- Evaluation of the intestinal absorption of deoxynivalenol and nivalenol by an in vitro gastrointestinal model, and the binding efficacy of activated carbon and other adsorbent materials.
Evaluation of the intestinal absorption of deoxynivalenol and nivalenol by an in vitro gastrointestinal model, and the binding efficacy of activated carbon and other adsorbent materials.

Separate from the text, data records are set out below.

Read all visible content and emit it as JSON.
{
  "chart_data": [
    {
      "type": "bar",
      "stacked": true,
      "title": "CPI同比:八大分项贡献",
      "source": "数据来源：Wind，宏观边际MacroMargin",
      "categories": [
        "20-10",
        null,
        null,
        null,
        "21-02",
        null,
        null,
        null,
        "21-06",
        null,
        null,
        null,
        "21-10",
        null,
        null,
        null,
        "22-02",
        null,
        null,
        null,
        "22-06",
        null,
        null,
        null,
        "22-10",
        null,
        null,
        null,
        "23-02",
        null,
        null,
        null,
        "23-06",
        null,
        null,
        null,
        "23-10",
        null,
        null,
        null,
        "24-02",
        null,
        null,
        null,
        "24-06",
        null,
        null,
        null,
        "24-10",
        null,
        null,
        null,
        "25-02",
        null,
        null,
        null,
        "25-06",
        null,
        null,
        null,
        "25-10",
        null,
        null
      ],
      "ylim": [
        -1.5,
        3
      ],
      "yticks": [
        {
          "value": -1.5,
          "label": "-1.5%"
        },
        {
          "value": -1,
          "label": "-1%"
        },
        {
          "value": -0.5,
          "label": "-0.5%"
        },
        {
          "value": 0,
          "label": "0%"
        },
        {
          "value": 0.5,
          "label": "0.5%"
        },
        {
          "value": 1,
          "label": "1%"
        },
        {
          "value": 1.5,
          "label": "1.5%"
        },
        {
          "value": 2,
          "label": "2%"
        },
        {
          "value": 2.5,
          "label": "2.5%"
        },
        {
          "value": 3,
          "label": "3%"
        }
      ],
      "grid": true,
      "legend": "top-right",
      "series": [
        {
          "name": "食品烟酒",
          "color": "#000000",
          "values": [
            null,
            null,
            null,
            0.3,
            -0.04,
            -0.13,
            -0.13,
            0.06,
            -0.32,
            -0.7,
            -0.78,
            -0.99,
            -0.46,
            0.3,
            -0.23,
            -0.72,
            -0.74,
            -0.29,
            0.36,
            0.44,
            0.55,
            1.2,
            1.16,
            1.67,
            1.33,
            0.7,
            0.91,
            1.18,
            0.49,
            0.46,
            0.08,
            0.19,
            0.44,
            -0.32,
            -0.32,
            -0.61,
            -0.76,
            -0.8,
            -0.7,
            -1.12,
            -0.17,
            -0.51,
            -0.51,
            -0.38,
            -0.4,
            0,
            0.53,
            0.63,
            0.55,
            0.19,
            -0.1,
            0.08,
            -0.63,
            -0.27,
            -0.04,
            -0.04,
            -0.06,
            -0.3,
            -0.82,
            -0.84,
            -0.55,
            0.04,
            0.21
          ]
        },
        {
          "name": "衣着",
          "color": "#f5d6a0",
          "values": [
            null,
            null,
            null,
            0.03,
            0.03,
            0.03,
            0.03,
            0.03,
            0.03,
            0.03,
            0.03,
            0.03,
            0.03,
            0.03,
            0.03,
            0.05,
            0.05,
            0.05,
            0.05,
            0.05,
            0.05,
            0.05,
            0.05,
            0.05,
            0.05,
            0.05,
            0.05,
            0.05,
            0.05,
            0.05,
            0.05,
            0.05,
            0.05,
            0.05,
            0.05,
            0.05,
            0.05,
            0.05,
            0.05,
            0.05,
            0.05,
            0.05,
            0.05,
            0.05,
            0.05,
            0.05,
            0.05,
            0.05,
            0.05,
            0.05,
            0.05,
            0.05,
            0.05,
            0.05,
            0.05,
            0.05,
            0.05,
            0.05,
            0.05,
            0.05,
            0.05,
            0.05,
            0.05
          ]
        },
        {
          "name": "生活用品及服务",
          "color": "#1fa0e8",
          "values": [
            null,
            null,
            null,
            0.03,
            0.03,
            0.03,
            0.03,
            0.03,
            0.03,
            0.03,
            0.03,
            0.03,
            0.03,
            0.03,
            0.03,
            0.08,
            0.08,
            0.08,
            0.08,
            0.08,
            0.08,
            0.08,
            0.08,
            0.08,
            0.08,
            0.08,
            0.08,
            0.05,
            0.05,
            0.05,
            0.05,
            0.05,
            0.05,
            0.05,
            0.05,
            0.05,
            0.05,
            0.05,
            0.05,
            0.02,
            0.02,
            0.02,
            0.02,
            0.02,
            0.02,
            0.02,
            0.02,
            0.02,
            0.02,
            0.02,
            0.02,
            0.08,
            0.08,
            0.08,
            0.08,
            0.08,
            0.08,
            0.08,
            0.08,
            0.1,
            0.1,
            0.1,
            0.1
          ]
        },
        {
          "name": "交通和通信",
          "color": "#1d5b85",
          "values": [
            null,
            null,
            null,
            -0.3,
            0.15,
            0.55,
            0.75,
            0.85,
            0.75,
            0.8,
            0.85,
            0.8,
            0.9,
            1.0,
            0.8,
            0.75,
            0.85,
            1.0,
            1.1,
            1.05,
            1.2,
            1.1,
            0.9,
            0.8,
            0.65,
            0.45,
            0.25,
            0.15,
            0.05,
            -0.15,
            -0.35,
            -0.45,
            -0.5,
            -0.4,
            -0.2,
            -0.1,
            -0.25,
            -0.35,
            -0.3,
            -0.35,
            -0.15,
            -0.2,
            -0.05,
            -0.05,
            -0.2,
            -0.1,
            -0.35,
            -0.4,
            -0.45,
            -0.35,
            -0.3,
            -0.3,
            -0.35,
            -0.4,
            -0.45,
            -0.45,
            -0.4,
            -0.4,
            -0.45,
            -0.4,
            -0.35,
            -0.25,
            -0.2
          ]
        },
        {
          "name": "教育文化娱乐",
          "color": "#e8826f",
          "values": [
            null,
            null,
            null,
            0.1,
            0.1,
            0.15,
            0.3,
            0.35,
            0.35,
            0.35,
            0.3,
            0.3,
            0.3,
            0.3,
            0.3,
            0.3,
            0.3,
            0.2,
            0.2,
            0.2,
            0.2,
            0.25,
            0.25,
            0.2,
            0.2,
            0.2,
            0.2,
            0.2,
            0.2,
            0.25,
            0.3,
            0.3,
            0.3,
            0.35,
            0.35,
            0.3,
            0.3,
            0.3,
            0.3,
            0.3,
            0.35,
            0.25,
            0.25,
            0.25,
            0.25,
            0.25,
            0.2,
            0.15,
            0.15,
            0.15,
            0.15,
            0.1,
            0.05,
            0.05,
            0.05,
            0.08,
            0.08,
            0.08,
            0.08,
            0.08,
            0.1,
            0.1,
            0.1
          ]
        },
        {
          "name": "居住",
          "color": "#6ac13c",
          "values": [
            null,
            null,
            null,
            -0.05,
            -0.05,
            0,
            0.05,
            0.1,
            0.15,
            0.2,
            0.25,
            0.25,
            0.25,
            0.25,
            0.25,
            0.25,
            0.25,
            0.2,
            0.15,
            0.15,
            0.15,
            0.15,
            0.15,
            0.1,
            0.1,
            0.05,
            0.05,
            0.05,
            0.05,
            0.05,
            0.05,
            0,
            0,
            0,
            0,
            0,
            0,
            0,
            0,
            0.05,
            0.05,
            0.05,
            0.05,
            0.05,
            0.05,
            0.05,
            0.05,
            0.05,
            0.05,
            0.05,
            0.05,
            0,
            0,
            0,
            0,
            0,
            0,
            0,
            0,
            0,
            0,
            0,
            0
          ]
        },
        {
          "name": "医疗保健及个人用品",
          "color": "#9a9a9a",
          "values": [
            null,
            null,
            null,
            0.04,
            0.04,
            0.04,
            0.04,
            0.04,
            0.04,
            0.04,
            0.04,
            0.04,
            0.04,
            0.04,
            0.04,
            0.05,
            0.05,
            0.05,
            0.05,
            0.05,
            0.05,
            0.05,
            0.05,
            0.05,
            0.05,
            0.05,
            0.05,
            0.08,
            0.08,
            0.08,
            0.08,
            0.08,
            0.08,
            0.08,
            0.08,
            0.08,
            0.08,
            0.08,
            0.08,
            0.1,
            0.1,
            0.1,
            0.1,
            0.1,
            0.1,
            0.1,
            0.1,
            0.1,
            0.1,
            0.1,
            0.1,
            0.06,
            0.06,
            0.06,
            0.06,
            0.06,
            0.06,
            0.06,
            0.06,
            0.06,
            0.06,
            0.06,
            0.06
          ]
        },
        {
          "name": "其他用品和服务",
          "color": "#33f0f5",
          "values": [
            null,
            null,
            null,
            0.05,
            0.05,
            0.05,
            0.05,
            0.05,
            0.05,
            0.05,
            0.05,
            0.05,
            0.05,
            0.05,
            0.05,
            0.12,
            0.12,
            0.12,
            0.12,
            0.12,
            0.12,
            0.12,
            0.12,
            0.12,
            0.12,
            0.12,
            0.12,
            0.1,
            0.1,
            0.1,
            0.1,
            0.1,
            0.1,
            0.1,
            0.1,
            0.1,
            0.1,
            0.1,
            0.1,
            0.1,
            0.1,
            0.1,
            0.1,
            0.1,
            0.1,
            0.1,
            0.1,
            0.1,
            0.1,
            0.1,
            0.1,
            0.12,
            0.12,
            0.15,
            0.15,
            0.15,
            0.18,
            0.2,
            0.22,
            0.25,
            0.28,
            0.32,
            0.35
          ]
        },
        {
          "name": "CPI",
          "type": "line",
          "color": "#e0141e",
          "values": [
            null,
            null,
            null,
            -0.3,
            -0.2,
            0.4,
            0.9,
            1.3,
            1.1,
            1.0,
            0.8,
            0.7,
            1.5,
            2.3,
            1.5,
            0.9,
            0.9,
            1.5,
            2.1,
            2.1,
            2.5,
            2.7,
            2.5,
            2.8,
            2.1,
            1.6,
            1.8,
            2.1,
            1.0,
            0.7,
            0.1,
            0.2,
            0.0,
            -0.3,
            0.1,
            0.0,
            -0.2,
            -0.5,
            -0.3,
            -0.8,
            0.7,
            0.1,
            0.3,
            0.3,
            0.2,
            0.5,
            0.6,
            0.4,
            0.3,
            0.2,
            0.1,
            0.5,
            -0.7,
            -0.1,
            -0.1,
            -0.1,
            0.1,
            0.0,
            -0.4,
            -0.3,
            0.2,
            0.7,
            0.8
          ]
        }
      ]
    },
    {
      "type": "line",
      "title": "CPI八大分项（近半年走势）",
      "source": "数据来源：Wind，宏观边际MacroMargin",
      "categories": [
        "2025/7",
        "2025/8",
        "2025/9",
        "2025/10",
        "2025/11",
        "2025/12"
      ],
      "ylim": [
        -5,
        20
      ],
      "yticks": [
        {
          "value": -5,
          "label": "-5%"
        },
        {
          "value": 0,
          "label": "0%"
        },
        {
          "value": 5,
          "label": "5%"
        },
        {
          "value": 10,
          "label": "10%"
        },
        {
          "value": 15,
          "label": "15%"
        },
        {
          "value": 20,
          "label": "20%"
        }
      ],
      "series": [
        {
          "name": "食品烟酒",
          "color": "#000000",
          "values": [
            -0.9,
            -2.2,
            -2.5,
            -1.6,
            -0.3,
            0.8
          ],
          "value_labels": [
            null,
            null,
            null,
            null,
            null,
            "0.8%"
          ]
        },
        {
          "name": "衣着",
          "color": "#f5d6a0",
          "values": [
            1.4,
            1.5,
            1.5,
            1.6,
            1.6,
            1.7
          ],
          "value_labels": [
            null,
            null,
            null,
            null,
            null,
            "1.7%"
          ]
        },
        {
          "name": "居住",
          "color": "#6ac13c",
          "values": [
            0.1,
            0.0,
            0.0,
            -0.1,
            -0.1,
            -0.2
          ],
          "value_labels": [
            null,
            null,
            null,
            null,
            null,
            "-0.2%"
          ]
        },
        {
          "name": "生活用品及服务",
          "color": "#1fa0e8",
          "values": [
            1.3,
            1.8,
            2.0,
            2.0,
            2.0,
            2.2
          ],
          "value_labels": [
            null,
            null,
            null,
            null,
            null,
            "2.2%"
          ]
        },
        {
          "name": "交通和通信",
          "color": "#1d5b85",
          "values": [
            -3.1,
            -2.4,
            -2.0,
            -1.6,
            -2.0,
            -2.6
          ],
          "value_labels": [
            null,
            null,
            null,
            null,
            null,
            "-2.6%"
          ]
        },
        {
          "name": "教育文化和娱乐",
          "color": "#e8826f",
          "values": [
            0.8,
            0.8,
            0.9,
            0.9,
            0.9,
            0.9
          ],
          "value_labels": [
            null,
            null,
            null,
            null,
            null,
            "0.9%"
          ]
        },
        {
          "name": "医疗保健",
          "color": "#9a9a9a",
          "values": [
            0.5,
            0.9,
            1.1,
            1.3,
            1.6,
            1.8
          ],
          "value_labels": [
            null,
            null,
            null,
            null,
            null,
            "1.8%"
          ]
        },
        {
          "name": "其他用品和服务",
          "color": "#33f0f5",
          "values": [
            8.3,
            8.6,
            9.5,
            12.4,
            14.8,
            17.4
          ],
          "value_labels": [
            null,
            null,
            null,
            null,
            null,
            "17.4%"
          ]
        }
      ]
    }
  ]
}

In vitro screening of 14 adsorbent materials, including some commercial products used to detoxify Fusarium-mycotoxins, were tested in the pH range of 3-8 for deoxynivalenol (DON)- and nivalenol (NIV)-binding ability. Only activated carbon showed to be effective with binding capacities of 35.1 micromol and 8.8 micromol DON and NIV/g adsorbent, respectively, calculated from the adsorption isotherms. A dynamic laboratory model simulating the gastrointestinal (GI) tract of healthy pigs (TIM system) was used to evaluate the small-intestinal absorption of DON and NIV and the efficacy of activated carbon in reducing the relevant absorption. The in vitro intestinal absorptions of DON and NIV were 51% and 21%, respectively, as referred to 170 microg DON and 230 microg NIV ingested through contaminated (spiked) wheat. Most absorption occurred in the jejunal compartment for both mycotoxins. The inclusion of activated carbon produced a significant reduction in the intestinal mycotoxin absorption. At 2% inclusion level the absorption with respect to the intake was lowered from 51% to 28% for DON and from 21% to 12% for NIV. The binding activity of activated carbon for these trichothecenes was lower than that observed for zearalenone, a mycotoxin frequently co-occurring with them in naturally contaminated cereals.